Cass County received over $966K in sales tax revenue that should have benefited the City of Lee’s Summit. Over a three year period prior to 2012, KCPL submitted 36 monthly sales tax returns erroneously attributing the tax collected came from Cass County. The error was caught by a Director of Revenue internal audit in 2012. KCPL paid the correct amount to the Director but the error cost the City $966,692.25. The County has used that overpayment of tax revenue interest-free for over seven years.

After six years of litigation, the Director issued a final decision in March 2016 to redistribute the overpayment.

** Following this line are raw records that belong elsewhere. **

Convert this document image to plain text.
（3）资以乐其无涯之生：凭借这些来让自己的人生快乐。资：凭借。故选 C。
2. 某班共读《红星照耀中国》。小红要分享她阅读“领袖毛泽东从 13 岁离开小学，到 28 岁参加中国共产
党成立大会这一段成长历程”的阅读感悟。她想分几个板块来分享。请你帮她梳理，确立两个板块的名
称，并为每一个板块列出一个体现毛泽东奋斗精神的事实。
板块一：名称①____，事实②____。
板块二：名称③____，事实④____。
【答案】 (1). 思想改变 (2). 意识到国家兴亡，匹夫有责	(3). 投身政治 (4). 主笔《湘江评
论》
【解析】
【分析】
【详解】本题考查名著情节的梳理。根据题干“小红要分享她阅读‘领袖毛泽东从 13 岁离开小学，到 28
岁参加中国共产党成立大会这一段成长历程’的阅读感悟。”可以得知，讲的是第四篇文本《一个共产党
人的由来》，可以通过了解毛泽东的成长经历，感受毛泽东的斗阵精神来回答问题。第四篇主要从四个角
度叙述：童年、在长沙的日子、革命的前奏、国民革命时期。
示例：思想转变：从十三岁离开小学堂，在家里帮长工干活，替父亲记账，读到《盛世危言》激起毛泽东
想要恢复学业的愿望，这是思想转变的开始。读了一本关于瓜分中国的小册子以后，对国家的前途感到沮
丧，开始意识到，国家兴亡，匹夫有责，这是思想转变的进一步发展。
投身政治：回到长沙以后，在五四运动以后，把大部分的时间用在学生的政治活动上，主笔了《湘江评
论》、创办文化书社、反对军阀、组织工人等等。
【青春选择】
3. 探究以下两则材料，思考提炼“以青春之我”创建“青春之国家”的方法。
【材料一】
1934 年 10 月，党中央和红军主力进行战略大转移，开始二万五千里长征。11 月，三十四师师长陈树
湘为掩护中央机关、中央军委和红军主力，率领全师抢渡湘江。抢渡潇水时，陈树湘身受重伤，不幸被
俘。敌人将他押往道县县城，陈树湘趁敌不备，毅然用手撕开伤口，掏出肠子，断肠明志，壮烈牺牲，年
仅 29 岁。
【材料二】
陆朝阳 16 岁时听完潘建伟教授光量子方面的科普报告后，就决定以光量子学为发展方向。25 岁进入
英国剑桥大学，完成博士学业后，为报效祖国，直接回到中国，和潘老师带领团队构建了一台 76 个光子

It would withhold sales tax revenue monthly from the County over a three year period that it would redistribute it to the City starting July 1 that year. The Director believed this remedy is “fair and reasonable” by allowing the County to pay back within the same time frame that the overpayments were distributed.

The County rejected the decision and appealed to the Missouri Administrative Hearing Commission on the basis that the Director had no statutory authority to withhold tax from the County. It also asserted the overpayment should be treated as a refund not a redistribution.

The County argued that because the Director is holding part of the local sales taxes in a trust for the County with the state treasurer then KCPL must apply for a refund before the Director can redistribute money from the trust to the City. KCPL would have to resubmit the tax after receiving the refund. The Director says such a trust does not exist and the revenue is a local sales tax on domestic utilities not a county sales tax.

The AHC held a hearing on Sept. 2016 and a year later issued its decision that the Director “has the legal authority to withhold and redistribute $966,692.25 in local sales taxes” affirming the final decision. The commission asserted that “the statute is plain that this is not a refund case because there is no balance to be refunded.” KCPL amended its sales tax returns soon after being notified of the error thereby reconciling its tax collections, submissions and returns.

The County appealed AHC’s decision further questioning that the commission had jurisdiction to review the Director’s automatic processing of the amended sales tax returns.

The case is now before the Missouri Supreme Court which was heard on April 3.  Michael G. Berry of Berry Wilson LLC in Jefferson City represented Cass County; the Director was represented by Deputy Solicitor Julie Blake of the attorney general’s office in Jefferson City; and Lee’s Summit was represented by the City’’s chief of litigation, Zachary Cartwright.